Gestern war der Internationale Tag der Menschen mit Behinderung. Vor fast 20 Jahren wurde dieser Tag von den Vereinten Nationen ins Leben gerufen, um die Gesellschaft an die Probleme behinderter Menschen zu erinnern. Und es kann jeden treffen. Der ehrenamtlich tätige Behindertenbeauftragte des Salzlandkreises Torsten Sielmon lud gestern in die Räumlichkeiten bei Prompt e.V. in Bernburg zu einer kleinen Gesprächsrunde mit behinderten Menschen und deren Angehörigen ein. Städte und Gemeinden schenken diesem Datum nur wenig Beachtung, deshalb ist es umso wichtiger, dass sich die Öffentlichkeit über die Belange von Betroffenen auseinandersetzt.
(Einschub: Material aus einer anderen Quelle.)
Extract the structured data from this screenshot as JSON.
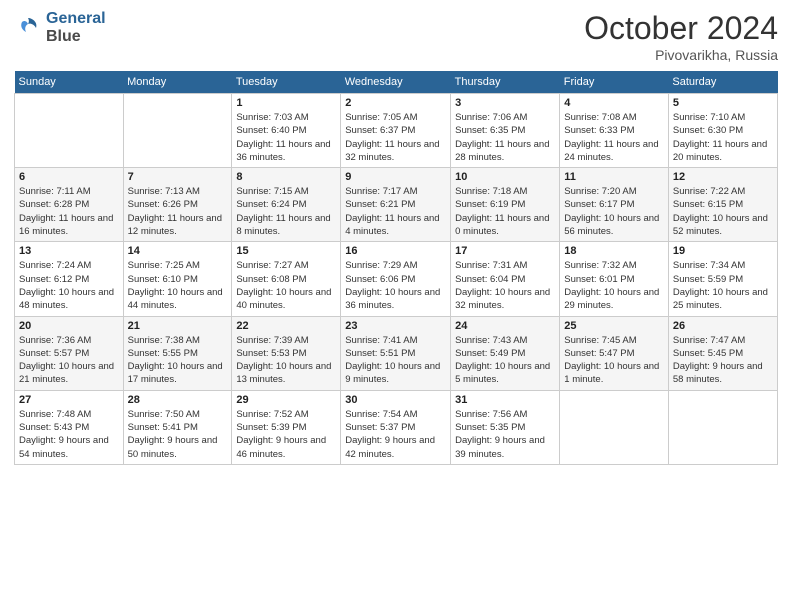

Wir müssen ein Signal an die Öffentlichkeit setzen, so Sielmon, in Gesprächen über Lösungsvorschläge diskutieren und vor allem Betroffene zu Wort kommen lassen. Ist der Salzlandkreis noch Behindertenfreundlich? Laut statistischen Bundesamts leben im Salzlandkreis rund 212.000 Einwohner, davon sind rund 10% Menschen mit Behinderungen. Selbsthilfegruppen und die Bernburger Schmerzhilfe können viele Probleme nicht lösen, denn diese liegen oft bei den Behörden.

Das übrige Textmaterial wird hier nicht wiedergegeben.